20,777 people above the age of 20 have been screened for diabetes in the 42 villages, corresponding to 79% of the targeted population. An additional 1,518 people in villages outside the project area have been screened.
Of the 20,777 persons screened for diabetes, 709 (3.4%) and 1,599 (7.7%) were diagnosed to have diabetes and impaired fasting glucose respectively. Further to this, all those with a fasting blood glucose >100 mg/dl numbering 1,364 people were invited to undergo oral glucose tolerance test (OGTT) to identify persons with diabetes and prediabetes.
15 village health workers and 15 community health workers belonging to the local villages were selected and intensively trained on all aspects of the study including training on filling out questionnaires, anthropometric measurements, measurement of blood pressure and capillary blood glucose estimation.
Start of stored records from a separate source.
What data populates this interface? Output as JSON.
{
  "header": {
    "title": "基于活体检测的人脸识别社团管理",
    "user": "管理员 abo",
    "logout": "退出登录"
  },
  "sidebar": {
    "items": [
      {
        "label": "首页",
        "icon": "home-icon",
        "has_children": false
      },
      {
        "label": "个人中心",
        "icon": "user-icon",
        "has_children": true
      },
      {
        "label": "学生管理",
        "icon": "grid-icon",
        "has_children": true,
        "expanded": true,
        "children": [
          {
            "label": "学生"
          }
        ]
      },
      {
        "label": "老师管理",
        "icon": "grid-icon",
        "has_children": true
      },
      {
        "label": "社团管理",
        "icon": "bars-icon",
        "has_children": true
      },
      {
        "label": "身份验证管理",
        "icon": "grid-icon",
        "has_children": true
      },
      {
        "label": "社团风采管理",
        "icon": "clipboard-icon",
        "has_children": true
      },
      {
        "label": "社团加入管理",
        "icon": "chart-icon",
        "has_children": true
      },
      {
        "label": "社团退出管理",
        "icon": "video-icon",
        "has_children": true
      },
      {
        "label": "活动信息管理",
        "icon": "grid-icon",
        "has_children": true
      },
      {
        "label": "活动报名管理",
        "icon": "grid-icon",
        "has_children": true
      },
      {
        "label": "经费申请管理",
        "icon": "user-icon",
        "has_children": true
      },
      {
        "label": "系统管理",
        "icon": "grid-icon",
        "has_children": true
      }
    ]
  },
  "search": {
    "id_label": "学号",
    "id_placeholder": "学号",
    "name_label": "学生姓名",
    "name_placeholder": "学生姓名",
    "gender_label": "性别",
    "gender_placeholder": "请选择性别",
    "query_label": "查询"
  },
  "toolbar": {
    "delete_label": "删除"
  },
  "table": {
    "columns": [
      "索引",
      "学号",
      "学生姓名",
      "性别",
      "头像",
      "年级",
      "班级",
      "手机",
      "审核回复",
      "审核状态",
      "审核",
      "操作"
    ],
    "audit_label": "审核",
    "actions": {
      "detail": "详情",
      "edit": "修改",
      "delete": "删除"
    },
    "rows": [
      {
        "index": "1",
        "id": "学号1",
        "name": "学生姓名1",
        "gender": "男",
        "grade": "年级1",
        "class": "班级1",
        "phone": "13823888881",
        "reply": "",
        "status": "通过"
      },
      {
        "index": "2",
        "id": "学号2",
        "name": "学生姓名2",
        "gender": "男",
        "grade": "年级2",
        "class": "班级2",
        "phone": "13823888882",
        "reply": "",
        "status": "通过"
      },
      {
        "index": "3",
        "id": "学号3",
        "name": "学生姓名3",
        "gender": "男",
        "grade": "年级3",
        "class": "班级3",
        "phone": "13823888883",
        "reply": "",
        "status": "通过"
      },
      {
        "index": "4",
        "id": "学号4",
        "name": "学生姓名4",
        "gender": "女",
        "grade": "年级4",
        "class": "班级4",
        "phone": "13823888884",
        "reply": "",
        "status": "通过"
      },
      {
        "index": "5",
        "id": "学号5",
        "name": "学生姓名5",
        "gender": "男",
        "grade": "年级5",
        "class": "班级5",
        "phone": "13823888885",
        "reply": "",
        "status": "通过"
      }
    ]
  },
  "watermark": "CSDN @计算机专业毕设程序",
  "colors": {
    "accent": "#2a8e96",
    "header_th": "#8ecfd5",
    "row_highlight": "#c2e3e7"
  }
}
The technicians at the telemedicine van were intensively trained in the technique of taking digital retinal photographs, ECG, Doppler and Biothesiometry for assessment of diabetic complications.
The diabetic individuals, n=1,045 [both self-reported (n=796) and those identified through screening program (n=249)] were invited to participate in the screening for diabetes complications in the telemedicine van.
1,045 patients have undergone retinal photography and been given tele-consultation by the ophthalmologist from the main centre. 179 were identified with diabetic retinopathy. 41 have been given free laser treatment and the remaining patients are being counselled for laser therapy.
Since its inception in 2007, the centre at Chunampet has registered and treated 3,036 patients for complications due to diabetes (eye, feet, kidney and heart). The centre has also provided consultations to 4,678 patients who have come for review treatment.
Messages about simple and practical life style modifications, diabetes and its complications, risk factors and self care are conveyed through awareness lectures in Tamil organised by health workers or by group events such as skits and puppet shows. At the end of each session, handouts containing tips for diabetes prevention given to the participants.
The new diabetes hospital building at Chunampet has been set up with 2 rooms for consultant diabetologists and 1 room for an ophthalmologist.
The Chunampet Rural Diabetes Model has been succesfully implemented.
Project details
While communicable diseases like malaria and tuberculosis are only slowly being conquered, India is today experiencing a dramatic increase in the number of people suffering from diabetes and other non-communicable diseases.
India is having the highest number of people with diabetes in the world. In addition to the number already diagnosed, it is expected that an equal or even larger number of people have undiagnosed diabetes.
Virtually all diabetes efforts in India are currently focused in urban areas, while 70% of India's population actually lives in rural areas. Thus, the absolute number of people with diabetes in rural areas is in fact higher than in urban areas, and an increased focus on diabetes health care and prevention in rural areas is therefore urgently needed.
Objective
The aim of the project is to implement prevention of diabetes at primary, secondary and tertiary levels in a rural area of Tamil Nadu, India.
Approach
The project covers 4 phases:
In the first phase, a rural diabetes centre will be set up. Logistical issues such as recruitment of manpower and purchase of equipment will be addressed. Moreover, a network of stakeholders will be established, and the project will be promoted and publicized among health care professionals and the selected rural communities.
In the second phase, local volunteers will be educated and trained in order to increase their knowledge of diabetes and healthy living. The volunteers will include community health workers (e.g. school teachers and youth clubs) as well as village health workers (e.g. local women and self help groups). Subsequent to the training, the volunteers are expected to pass on the knowledge and skills acquired to their local communities and provide the local population with basic diabetes information.
In the third phase, screening for diabetes, impaired glucose tolerance and associated complications will be delivered at the doorstep of the rural population. A well-equiped mobil van will provide quality diabetes care to rural people, who would otherwise not have access to such facilities.
Primary prevention of diabetes will be the focus in the fourth phase and will be addressed through Information, Education & Communications (IECs). Innovative approaches to increase awareness and empowerment will be adopted. These include development of low cost information material, conduction of lectures and seminars for the lay public, public awareness campaigns, nutrition workshops for rural women as well as addressing target groups such as students and farmers.